The authors aver that this method used Bayesian phylogenetic inference which is not similar to either Lexicostatistics or Glottochronology, both of which they consider deeply flawed.

This paper's Bayesian phylogenetic inference analysis is based on a new improved database (IE - CoR 1.0). The IE‑CoR 1.0 database contains data on relationships of cognacy (shared word origin) between 161 Indo-European languages in a reference set of 170 basic meanings. The new languages include the Nuristani branch, extinct Iranic languages from central Asia and a representative of sub-branches of Celtic which was missing from previous databases (Gaulish). The coverage prioritizes non-modern languages, providing a deeper phylogenetic signal and better chronological estimation.
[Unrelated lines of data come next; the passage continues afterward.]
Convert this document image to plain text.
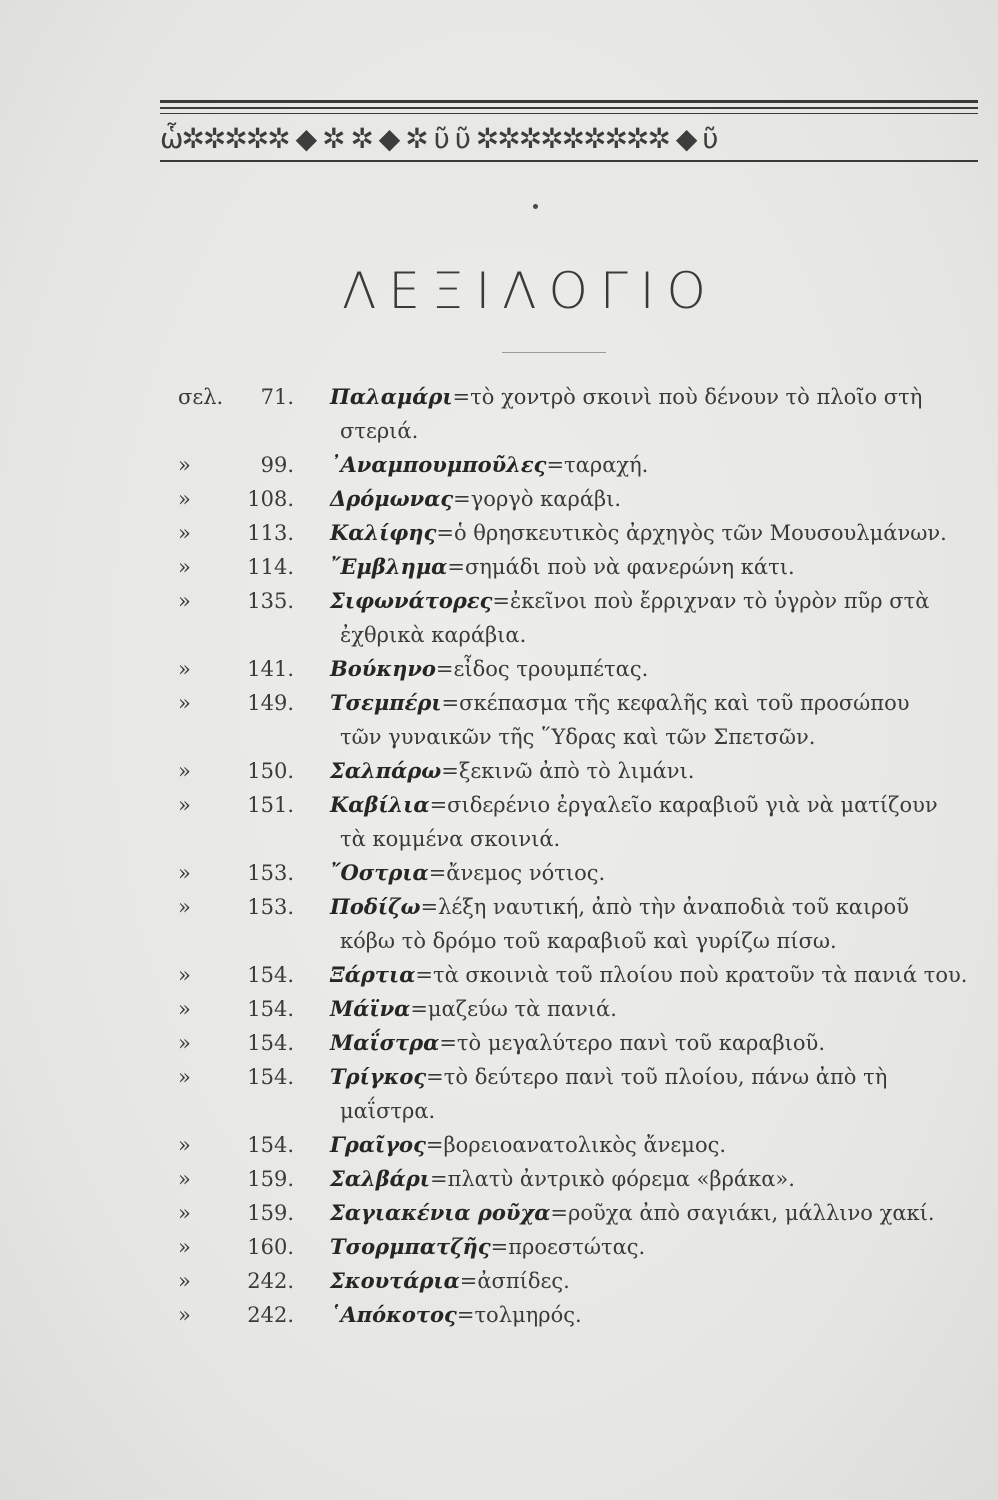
ὧ✲✲✲✲✲ ◆ ✲ ✲ ◆ ✲ ῦ ῦ ✲✲✲✲✲✲✲✲✲ ◆ ῦ
ΛΕΞΙΛΟΓΙΟ
σελ.	71. Παλαμάρι=τὸ χοντρὸ σκοινὶ ποὺ δένουν τὸ πλοῖο στὴ
στεριά.
»	99. ᾿Αναμπουμποῦλες=ταραχή.
»	108. Δρόμωνας=γοργὸ καράβι.
»	113. Καλίφης=ὁ θρησκευτικὸς ἀρχηγὸς τῶν Μουσουλμάνων.
»	114. ῎Εμβλημα=σημάδι ποὺ νὰ φανερώνη κάτι.
»	135. Σιφωνάτορες=ἐκεῖνοι ποὺ ἔρριχναν τὸ ὑγρὸν πῦρ στὰ
ἐχθρικὰ καράβια.
»	141. Βούκηνο=εἶδος τρουμπέτας.
»	149. Τσεμπέρι=σκέπασμα τῆς κεφαλῆς καὶ τοῦ προσώπου
τῶν γυναικῶν τῆς ῞Υδρας καὶ τῶν Σπετσῶν.
»	150. Σαλπάρω=ξεκινῶ ἀπὸ τὸ λιμάνι.
»	151. Καβίλια=σιδερένιο ἐργαλεῖο καραβιοῦ γιὰ νὰ ματίζουν
τὰ κομμένα σκοινιά.
»	153. ῎Οστρια=ἄνεμος νότιος.
»	153. Ποδίζω=λέξη ναυτική, ἀπὸ τὴν ἀναποδιὰ τοῦ καιροῦ
κόβω τὸ δρόμο τοῦ καραβιοῦ καὶ γυρίζω πίσω.
»	154. Ξάρτια=τὰ σκοινιὰ τοῦ πλοίου ποὺ κρατοῦν τὰ πανιά του.
»	154. Μάϊνα=μαζεύω τὰ πανιά.
»	154. Μαΐστρα=τὸ μεγαλύτερο πανὶ τοῦ καραβιοῦ.
»	154. Τρίγκος=τὸ δεύτερο πανὶ τοῦ πλοίου, πάνω ἀπὸ τὴ
μαΐστρα.
»	154. Γραῖγος=βορειοανατολικὸς ἄνεμος.
»	159. Σαλβάρι=πλατὺ ἀντρικὸ φόρεμα «βράκα».
»	159. Σαγιακένια ροῦχα=ροῦχα ἀπὸ σαγιάκι, μάλλινο χακί.
»	160. Τσορμπατζῆς=προεστώτας.
»	242. Σκουτάρια=ἀσπίδες.
»	242. ῾Απόκοτος=τολμηρός.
This database was contributed by 80 experts of different language sub-families to maximize data accuracy.

The authors state they improved the cognate encoding (keeping 1 lexeme for each cognate set rather than many synonyms used in previous databases which created lots of cognate sets per lexeme. This, for example, artificially elongated the branch length of modern Greek and the age of old Greek). The IE-CoR data set has highly consistent counts of cognate sets across all languages, very close to the target of 1 cognate set per meaning, per language. They also removed the constraints previously placed on ancient languages to be directly ancestral to modern languages which need not be the case. This previously forced 0 branch length (and therefore no divergence), simply forced the changes onto the next branch and elongated branch lengths artificially.

The database also solves the loanword problem in computational cladistics. "IE-CoR introduced the concept of loanword event, through which it has become possible to encode correctly both non-cognacy to the source lexeme, and subsequent cognacy between vertical descendants of that lexeme, once borrowed and fully integrated into the borrower language."

The IE-Cor database can be found here https://iecor.clld.org/


Important Discussion and Conclusions from the Paper


Heggarty et al reaffirm the position of the earliest Indo-European speakers in the south of the Caucasus around ~6100 BCE. They support a hybrid model in which the steppe was a secondary staging ground for European languages. Notably, the beginning of the split from Indo-Iranian into Indo-Aryan and Iranic is dated to ~3500 BCE, a finding wholly incompatible with the Andronovo hypothesis.

DensiTree showing final IE Tree with probability of topologies
DensiTree final output of the paper shows the probability distribution of various topologies. Orphan branches are sampled ancient languages in the database (some examples in red and yellow box markers)